Making linear search more efficient

Question

i have a problem of 3 light bulbs that turn on at different rate and were told to find and total the amount of when they turn on at the same time (based on given range of time). example: 1 2 3 1 20 (1 is starting time and 20 is end time) would output 36. (6 + 12 + 18). This code below works, but it could be faster. How can i make this better?
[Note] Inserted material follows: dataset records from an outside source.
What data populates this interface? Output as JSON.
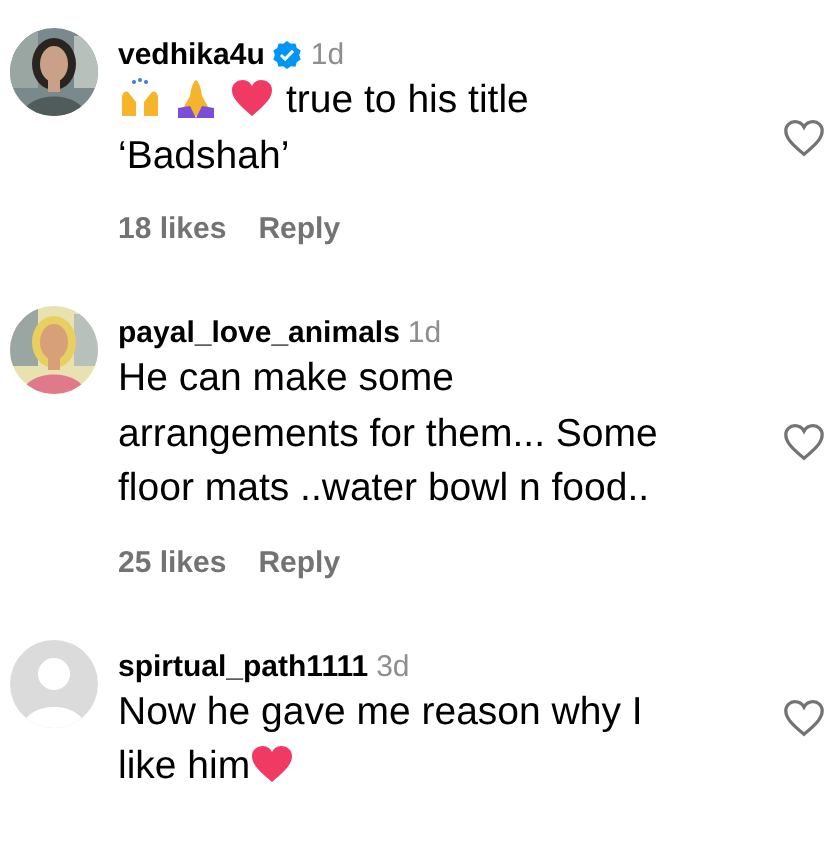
{
  "comments": [
    {
      "avatar": {
        "kind": "picture"
      },
      "username": "vedhika4u",
      "verified": true,
      "age": "1d",
      "lines": [
        [
          {
            "kind": "raised-hands"
          },
          {
            "kind": "folded-hands"
          },
          {
            "kind": "heart"
          },
          {
            "kind": "text",
            "text": "true to his title"
          }
        ],
        [
          {
            "kind": "text",
            "text": "‘Badshah’"
          }
        ]
      ],
      "likes": "18 likes",
      "reply": "Reply",
      "liked": false
    },
    {
      "avatar": {
        "kind": "picture"
      },
      "username": "payal_love_animals",
      "verified": false,
      "age": "1d",
      "lines": [
        [
          {
            "kind": "text",
            "text": "He can make some arrangements for them... Some floor mats ..water bowl n food.."
          }
        ]
      ],
      "likes": "25 likes",
      "reply": "Reply",
      "liked": false
    },
    {
      "avatar": {
        "kind": "placeholder"
      },
      "username": "spirtual_path1111",
      "verified": false,
      "age": "3d",
      "lines": [
        [
          {
            "kind": "text",
            "text": "Now he gave me reason why I"
          }
        ],
        [
          {
            "kind": "text",
            "text": "like him"
          },
          {
            "kind": "heart"
          }
        ]
      ],
      "liked": false
    }
  ]
}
Thank you for helping.

long long int total = 0, time1 = 0, time2 = 0, time3 = 0, start = 0, end = 0;

        scanf("%lli %lli %lli %lli %lli", &time1, &time2, &time3, &start, &end);
        
        for(int j = start; j <= end; j++)
        {  
            if(j % time1 == 0 && j % time2 == 0 && j % time3 == 0)
            {
                total = total + j;
            }
        }
        printf("Case #%i: %lli\n", testcase, total);

Answer 1

The problem can be broken down to the following steps:

1. Find the least common multiple, LCM of the turn-on times.
2. Find the first and last occurrences of multiples of LCM within the desired range [start, end] by rounding start up to a multiple of LCM to get first, and by rounding down end to a multiple of LCM to get last.
3. Find the number of multiples of LCM within the range [first, last], N = ((last - first) / LCM) + 1.
4. Sum the multiples of the LCM within the range [first, last], sum by using the formula for the sum of an arithmetic progression, sum = (N * (first + last)) / 2.
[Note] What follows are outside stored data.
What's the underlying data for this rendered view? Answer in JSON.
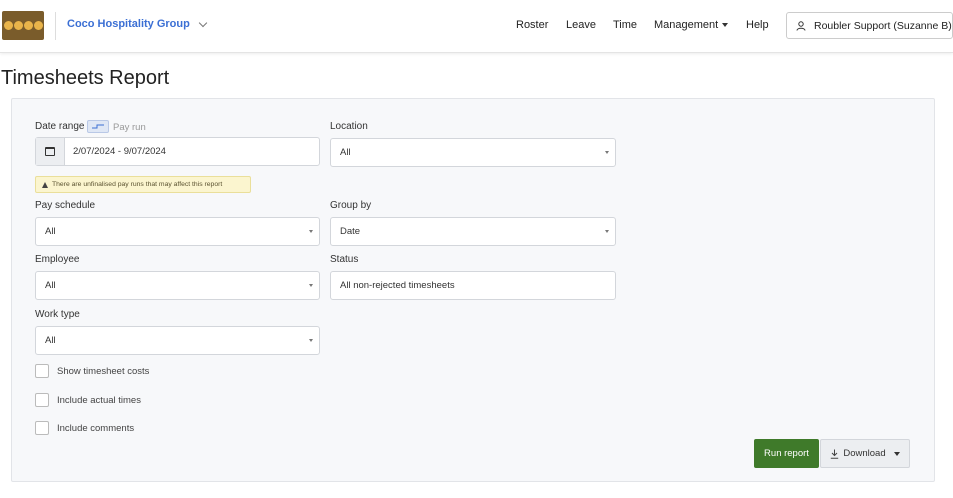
{
  "header": {
    "org_name": "Coco Hospitality Group",
    "nav": [
      {
        "label": "Roster"
      },
      {
        "label": "Leave"
      },
      {
        "label": "Time"
      },
      {
        "label": "Management"
      },
      {
        "label": "Help"
      }
    ],
    "user_label": "Roubler Support (Suzanne B)"
  },
  "page": {
    "title": "Timesheets Report"
  },
  "form": {
    "date_range_label": "Date range",
    "pay_run_label": "Pay run",
    "date_range_value": "2/07/2024 - 9/07/2024",
    "warning_text": "There are unfinalised pay runs that may affect this report",
    "location_label": "Location",
    "location_value": "All",
    "pay_schedule_label": "Pay schedule",
    "pay_schedule_value": "All",
    "group_by_label": "Group by",
    "group_by_value": "Date",
    "employee_label": "Employee",
    "employee_value": "All",
    "status_label": "Status",
    "status_value": "All non-rejected timesheets",
    "work_type_label": "Work type",
    "work_type_value": "All",
    "checkboxes": [
      {
        "label": "Show timesheet costs"
      },
      {
        "label": "Include actual times"
      },
      {
        "label": "Include comments"
      }
    ],
    "run_report_label": "Run report",
    "download_label": "Download"
  },
  "colors": {
    "brand_blue": "#3b6fd4",
    "run_green": "#3f7a2a",
    "logo_brown": "#7a5c2b"
  }
}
The least common multiple, LCM of the turn-on times can be found by first finding the greatest common divisor, GCD of the turn-on times, and the product, P of the turn-on times, then LCM = P / GCD. The well-known Euclidean algorithm can be used to find the greatest common divisor of a pair of numbers, and this algorithm can be used multiple times to determine the overall greatest common divisor.

The above steps are implemented by the function get_total below.

unsigned long long int gcd(unsigned long long int a, unsigned long long int b)
{
    while (b) {
        unsigned long long int t = b;
        b = a % b;
        a = t;
    }
    return a;
}

unsigned long long int
get_total(unsigned long long int start, unsigned long long int end,
        unsigned int ntimes, const unsigned long long int *times)
{
    unsigned long long int g;   /* GCD of times */
    unsigned long long int l;   /* LCM of times */
    unsigned long long int first, last;
    unsigned long long int n;
    unsigned long long int total;

    if (ntimes == 0 || times[0] == 0)
        return 0;   /* error */

    /* Calculate GCD and LCM of times. */
    g = times[0];
    l = 1;
    for (unsigned int i = 1; i < ntimes; i++) {
        if (times[i] == 0)
            return 0;   /* error */
        g = gcd(times[i], g);
        l *= times[i];
    }
    l *= times[0] / g;
    /* Get the first and last occurrences of multiples of LCM in range. */
    first = ((start + (l - 1)) / l) * l;    /* round up */
    last = end - (end % l);                 /* round down */
    if (first > last)
        return 0;
    /* Get number of occurrences of multiples of LCM in range. */
    n = ((last - first) / l) + 1;
    /* Get sum of arithmetic progression of multiples of LCM in range. */
    total = (n * (first + last)) / 2;
    return total;
}

ntimes is the number of light bulb turn-on times in the array pointed to by times.

Answer 2

Like many algorithmic problems, there's a mathematical observation that can greatly speed up your code. For the time to be divisible by all 3 lightbulbs, the time must be divisible by their least common multiple. Therefore, you get a regular interval that you have to check for between the start and the end. This can also be done with another formula.